Erfüllte Zeit

07. 01. 2007, 7.05 Uhr - 8.00 Uhr, Österreich 1

 

 

 

Jeanne Marie Guyon du Chesnoy

 

 

Was geschieht dem Kind, das in Frieden, und ohne sich zu bewegen, behutsam die Milch trinkt? Wer könnte glauben, dass es sich so ernährt? Und doch, je friedlicher es saugt, desto mehr bringt ihm die Milch Nutzen. Was wird also mit diesem Kind, sage ich? Es wird an der Brust seiner Mutter einschlafen.

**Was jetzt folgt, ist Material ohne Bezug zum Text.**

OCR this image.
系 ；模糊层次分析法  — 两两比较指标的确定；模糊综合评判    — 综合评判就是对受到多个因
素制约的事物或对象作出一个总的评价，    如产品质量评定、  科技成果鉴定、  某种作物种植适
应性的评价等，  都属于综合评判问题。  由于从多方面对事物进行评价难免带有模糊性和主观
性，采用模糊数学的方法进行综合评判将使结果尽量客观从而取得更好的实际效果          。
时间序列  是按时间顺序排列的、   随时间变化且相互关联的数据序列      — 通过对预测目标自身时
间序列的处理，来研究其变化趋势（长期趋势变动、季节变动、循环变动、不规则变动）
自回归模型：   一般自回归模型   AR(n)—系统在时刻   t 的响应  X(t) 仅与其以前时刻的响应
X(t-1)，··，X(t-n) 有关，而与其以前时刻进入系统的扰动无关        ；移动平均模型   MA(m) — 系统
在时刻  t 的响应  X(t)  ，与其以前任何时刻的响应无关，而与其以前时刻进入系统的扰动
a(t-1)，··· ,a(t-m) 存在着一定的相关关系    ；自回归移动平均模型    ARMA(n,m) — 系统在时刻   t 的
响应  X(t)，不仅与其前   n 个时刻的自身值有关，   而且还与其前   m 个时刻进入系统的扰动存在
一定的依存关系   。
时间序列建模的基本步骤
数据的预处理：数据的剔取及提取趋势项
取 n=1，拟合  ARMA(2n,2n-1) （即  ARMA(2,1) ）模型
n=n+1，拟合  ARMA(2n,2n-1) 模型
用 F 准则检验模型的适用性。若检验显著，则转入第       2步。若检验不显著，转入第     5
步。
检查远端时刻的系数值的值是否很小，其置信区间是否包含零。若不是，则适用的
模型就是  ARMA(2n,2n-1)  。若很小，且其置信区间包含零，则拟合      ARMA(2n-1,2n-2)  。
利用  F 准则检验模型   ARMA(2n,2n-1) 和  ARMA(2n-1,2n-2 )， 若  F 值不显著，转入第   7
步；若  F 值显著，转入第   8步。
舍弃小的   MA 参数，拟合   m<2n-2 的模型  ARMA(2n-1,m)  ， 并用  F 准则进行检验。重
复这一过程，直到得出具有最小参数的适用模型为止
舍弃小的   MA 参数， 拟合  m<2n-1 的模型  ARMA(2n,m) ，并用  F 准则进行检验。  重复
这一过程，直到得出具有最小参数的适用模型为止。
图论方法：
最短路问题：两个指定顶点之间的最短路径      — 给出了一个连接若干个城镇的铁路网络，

So sinkt die in den Frieden des Inneren Gebetes gehüllte Seele oft in einen mystischen Schlaf, wo alle Kräfte zum Schweigen kommen, so dass, was ihnen vorübergehend gegeben wurde, bleibender Zustand wird. Ihr seht, dass die Seele ganz natürlich hierhin geführt wird, ohne Zwang, ohne Anstrengung, ohne Gelehrsamkeit, ohne besondere Technik.

 

Unser Inneres ist keine Festung, die man mit Kanonen und Gewalt einnimmt. Es ist ein Reich des Friedens, das sich mit Liebe in Besitz nehmen lässt. Wenn man in solcher Weise ganz behutsam auf diesem kleinen Weg weitergeht, wird man bald zum eingegossenen Inneren Gebet gelangen. Gott verlangt nichts Außerordentliches, nichts allzu Schwieriges; im Gegenteil, ihm gefällt aufs höchste ein ganz einfaches, kindliches Vorgehen.